The parliamentary Committee On Public Enterprises (COPE) yesterday instructed Telecommunications Regulatory Commission (TRC) Director General Anusha Palpita to inquire as to what happened to a Trc-owned super luxury vehicle worth some Rs.20 million, a parliamentary source said. He said the vehicle had gone missing during the term of office of a previous management and the present management had nothing to do with it.

The COPE has found no trace of the vehicle and may refer the matter to the CID.

The source said COPE had also found that a previous TRC management had obtained Rs.22 million from the World Bank in 2000 to prepare a corporate plan.

He said the corporate plan presented to COPE consisted of only five pages.
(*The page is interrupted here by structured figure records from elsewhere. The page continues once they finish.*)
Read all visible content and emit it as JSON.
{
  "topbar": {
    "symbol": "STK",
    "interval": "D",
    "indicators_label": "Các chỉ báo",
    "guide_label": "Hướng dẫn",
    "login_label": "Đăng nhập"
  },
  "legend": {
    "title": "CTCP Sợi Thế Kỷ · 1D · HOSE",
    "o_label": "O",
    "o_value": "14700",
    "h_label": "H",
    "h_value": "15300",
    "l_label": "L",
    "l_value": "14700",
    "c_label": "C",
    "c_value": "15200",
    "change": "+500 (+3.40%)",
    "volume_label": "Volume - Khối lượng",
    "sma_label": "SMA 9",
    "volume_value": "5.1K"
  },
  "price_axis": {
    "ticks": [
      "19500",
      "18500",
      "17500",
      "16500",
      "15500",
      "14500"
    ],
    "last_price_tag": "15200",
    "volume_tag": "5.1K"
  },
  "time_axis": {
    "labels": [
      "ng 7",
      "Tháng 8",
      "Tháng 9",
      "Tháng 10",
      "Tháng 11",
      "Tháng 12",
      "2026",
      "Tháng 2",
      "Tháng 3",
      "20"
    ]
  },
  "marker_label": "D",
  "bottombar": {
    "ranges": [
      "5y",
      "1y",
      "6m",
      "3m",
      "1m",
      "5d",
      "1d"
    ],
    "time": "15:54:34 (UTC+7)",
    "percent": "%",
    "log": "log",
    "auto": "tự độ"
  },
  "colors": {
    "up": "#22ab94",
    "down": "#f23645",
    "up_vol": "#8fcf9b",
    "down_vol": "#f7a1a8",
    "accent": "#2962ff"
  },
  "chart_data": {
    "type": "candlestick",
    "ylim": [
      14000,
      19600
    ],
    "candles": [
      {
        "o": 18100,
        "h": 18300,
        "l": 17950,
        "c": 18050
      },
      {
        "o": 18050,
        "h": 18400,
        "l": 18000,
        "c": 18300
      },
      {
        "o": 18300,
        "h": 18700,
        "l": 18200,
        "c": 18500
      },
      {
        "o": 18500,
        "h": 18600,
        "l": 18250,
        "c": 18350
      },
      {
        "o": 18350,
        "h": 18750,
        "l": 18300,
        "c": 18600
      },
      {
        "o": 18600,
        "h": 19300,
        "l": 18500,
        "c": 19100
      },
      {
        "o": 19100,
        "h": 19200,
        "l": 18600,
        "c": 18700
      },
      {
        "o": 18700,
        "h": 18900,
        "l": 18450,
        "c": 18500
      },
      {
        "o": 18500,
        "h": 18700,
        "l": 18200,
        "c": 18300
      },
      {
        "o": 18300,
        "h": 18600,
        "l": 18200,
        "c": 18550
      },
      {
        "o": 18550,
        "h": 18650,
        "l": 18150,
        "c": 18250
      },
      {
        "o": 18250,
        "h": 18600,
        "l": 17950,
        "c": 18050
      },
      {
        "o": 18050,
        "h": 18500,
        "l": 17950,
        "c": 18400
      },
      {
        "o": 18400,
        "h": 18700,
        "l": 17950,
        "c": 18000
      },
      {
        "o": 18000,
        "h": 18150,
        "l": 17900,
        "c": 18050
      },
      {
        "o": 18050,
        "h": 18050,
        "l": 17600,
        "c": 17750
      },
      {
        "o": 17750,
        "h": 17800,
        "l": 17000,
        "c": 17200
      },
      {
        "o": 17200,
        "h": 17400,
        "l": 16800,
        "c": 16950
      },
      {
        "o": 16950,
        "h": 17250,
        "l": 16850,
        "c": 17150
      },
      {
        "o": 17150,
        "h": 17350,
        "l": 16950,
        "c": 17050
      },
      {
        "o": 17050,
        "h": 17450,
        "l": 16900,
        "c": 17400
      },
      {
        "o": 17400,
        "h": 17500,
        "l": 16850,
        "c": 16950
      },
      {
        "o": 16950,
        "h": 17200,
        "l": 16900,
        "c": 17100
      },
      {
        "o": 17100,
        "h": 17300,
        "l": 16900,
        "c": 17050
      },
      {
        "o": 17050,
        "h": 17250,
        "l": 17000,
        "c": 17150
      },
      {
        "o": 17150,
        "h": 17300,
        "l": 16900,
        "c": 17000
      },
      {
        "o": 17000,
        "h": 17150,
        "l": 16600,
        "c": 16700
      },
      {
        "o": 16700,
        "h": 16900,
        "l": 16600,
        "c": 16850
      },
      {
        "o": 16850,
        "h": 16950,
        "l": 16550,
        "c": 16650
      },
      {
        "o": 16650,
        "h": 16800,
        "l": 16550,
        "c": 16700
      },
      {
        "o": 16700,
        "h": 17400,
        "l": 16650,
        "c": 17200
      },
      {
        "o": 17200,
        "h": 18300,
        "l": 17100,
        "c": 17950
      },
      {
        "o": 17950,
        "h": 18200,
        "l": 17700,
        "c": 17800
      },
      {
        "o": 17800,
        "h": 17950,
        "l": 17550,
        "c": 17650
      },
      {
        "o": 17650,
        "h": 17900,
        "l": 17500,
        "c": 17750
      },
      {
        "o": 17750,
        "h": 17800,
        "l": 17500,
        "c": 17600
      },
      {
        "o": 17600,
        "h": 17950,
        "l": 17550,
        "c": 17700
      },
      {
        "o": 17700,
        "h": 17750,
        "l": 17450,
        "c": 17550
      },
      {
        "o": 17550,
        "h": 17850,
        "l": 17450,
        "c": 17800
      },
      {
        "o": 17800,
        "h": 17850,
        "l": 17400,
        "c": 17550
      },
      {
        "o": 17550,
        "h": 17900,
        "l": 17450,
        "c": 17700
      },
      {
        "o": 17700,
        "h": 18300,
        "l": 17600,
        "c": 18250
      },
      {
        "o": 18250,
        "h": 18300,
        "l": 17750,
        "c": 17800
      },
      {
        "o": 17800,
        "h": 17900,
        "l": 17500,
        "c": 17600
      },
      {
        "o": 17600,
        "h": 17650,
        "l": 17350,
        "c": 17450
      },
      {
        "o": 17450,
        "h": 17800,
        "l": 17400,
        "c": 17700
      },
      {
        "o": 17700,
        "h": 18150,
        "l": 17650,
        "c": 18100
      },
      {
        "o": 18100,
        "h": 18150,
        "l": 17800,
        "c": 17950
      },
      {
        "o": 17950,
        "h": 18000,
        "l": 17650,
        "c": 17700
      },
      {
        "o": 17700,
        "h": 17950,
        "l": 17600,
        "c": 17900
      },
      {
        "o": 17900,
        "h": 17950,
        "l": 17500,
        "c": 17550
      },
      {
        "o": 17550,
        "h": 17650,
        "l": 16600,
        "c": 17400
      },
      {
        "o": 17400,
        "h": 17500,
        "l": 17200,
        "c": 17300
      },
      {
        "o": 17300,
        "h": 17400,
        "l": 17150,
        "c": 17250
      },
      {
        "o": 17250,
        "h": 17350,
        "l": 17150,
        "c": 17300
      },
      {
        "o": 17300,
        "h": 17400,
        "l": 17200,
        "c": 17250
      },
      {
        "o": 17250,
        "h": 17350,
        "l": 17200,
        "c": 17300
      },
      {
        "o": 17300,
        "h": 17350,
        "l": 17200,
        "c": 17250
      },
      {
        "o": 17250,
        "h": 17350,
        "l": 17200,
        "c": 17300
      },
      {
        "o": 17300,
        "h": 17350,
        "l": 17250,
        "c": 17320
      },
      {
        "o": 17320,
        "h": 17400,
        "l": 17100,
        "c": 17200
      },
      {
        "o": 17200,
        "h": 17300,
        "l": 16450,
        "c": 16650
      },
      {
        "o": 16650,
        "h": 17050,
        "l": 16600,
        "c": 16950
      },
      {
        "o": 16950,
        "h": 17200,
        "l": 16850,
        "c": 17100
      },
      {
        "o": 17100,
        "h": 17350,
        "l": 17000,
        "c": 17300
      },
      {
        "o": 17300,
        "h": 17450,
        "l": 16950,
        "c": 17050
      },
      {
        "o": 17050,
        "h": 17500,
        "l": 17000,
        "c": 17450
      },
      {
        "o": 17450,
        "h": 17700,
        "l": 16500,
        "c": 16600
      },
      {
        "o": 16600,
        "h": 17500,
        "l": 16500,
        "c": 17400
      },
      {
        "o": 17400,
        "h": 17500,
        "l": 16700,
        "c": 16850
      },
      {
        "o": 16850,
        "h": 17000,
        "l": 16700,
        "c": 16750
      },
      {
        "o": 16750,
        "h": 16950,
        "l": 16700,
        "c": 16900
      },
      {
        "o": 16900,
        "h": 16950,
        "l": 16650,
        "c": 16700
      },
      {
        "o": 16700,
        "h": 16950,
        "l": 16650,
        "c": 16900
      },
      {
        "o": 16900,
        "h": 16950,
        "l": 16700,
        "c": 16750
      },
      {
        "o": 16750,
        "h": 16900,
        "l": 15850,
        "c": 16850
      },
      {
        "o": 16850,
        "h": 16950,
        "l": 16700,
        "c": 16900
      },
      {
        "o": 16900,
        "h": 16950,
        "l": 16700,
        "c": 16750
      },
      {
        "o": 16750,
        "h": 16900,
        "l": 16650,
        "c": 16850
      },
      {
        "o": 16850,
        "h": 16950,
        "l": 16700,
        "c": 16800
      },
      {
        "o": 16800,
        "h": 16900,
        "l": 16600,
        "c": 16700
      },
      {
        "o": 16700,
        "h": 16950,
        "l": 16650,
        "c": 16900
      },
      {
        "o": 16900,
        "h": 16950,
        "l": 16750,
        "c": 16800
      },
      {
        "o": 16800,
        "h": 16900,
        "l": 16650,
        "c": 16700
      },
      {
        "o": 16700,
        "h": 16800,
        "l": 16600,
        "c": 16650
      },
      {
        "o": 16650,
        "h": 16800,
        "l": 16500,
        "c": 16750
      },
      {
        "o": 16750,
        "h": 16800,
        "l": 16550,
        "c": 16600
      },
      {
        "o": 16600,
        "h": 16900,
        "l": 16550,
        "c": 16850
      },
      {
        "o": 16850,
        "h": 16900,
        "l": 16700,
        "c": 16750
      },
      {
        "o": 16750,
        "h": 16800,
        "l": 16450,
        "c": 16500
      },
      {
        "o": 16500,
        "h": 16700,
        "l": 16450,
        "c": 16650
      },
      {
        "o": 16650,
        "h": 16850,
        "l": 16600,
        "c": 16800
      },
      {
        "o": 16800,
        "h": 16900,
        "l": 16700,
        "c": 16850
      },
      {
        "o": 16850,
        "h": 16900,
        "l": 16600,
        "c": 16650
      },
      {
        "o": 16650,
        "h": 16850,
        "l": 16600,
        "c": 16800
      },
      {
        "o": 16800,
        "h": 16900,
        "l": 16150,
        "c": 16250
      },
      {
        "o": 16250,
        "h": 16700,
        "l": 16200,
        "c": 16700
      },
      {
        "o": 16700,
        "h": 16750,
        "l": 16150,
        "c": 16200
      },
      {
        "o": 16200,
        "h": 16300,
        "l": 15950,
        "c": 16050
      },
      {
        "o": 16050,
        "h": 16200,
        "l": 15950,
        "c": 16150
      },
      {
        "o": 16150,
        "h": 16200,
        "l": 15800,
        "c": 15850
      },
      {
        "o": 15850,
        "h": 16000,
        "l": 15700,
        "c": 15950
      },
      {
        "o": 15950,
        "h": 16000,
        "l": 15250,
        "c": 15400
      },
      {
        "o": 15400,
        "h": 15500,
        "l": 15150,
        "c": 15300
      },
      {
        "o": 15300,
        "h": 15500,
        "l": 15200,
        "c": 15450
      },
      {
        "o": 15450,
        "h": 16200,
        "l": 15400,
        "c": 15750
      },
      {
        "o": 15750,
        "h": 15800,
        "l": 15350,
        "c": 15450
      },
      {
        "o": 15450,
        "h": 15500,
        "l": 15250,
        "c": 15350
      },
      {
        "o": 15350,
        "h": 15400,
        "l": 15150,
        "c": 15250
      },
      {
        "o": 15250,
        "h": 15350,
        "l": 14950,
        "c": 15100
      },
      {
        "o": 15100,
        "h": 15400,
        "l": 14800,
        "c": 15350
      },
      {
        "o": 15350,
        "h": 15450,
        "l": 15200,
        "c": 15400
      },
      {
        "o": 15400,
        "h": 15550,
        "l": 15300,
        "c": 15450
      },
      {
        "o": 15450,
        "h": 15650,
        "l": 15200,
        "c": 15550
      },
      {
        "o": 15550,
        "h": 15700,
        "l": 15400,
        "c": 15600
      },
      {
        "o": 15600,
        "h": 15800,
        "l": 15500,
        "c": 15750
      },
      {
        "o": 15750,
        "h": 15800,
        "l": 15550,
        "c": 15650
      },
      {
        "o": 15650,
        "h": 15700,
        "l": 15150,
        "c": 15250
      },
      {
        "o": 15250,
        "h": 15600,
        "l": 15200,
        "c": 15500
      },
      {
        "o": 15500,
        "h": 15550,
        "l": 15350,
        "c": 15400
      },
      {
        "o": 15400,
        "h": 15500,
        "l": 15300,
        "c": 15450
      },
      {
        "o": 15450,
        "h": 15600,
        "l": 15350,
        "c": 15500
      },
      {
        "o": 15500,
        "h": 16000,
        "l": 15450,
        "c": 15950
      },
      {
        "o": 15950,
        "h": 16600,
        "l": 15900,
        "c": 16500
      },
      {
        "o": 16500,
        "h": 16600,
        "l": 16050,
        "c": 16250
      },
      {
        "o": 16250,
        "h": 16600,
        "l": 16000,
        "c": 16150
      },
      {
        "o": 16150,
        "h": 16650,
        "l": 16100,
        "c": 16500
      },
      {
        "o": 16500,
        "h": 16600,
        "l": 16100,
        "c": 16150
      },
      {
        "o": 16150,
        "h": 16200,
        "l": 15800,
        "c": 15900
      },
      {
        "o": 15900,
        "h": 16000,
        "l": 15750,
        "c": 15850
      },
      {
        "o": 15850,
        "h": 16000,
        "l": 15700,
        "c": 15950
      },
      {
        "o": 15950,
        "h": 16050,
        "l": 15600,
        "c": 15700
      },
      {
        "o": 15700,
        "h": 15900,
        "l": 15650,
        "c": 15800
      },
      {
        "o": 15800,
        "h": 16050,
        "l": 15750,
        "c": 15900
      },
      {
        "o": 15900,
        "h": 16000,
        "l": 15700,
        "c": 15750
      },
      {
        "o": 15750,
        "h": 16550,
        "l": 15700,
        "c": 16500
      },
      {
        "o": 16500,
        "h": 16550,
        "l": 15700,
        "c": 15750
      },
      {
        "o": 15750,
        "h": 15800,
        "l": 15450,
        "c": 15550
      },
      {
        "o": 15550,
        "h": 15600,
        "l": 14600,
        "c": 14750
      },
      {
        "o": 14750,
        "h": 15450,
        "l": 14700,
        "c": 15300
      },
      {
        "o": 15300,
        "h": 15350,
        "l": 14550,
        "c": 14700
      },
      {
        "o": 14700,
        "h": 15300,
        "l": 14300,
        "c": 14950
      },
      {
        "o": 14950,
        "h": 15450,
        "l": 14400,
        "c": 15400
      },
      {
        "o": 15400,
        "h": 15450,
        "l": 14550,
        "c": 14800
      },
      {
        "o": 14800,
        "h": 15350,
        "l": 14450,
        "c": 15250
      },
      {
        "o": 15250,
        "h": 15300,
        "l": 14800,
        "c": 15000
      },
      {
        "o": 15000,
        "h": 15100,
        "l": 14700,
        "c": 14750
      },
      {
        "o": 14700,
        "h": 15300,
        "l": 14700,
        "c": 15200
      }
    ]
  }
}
COPE Chairman and Senior Minister D.E.W. Gunasekara had instructed the matter to be referred to the CID.

Meanwhile, Minister Gunasekara said COPE would hold its final session on November 18 and might hand over the final report to Speaker Chamal Rajapaksa on December 1 so that parliament could discuss the report at the committee stage of the budget debate.

According to COPE it had investigated 249 government-owned institutions and found that losses incurred by them during 2007–2009 amounted to a staggering Rs.19 billion.

Minister Gunasekara said some of the loss-making institutions included the Ceylon Electricity Board (CEB), Ceylon Petroleum Corporation (CPC), Sri Lanka Cricket (SLC), the Rupavahini, Lankaputhra Bank and Mihin Lanka among others.

“We will recommend ways and means of preventing or minimising losses at public enterprises and a series of financial and administrative guidelines. It will be mandatory for annual reports to be presented before the second half of the following year,” the minister said.

He said another recommendation was to make all top officials and board members accountable for financial or administrative malpractices even after they had left their places of employment.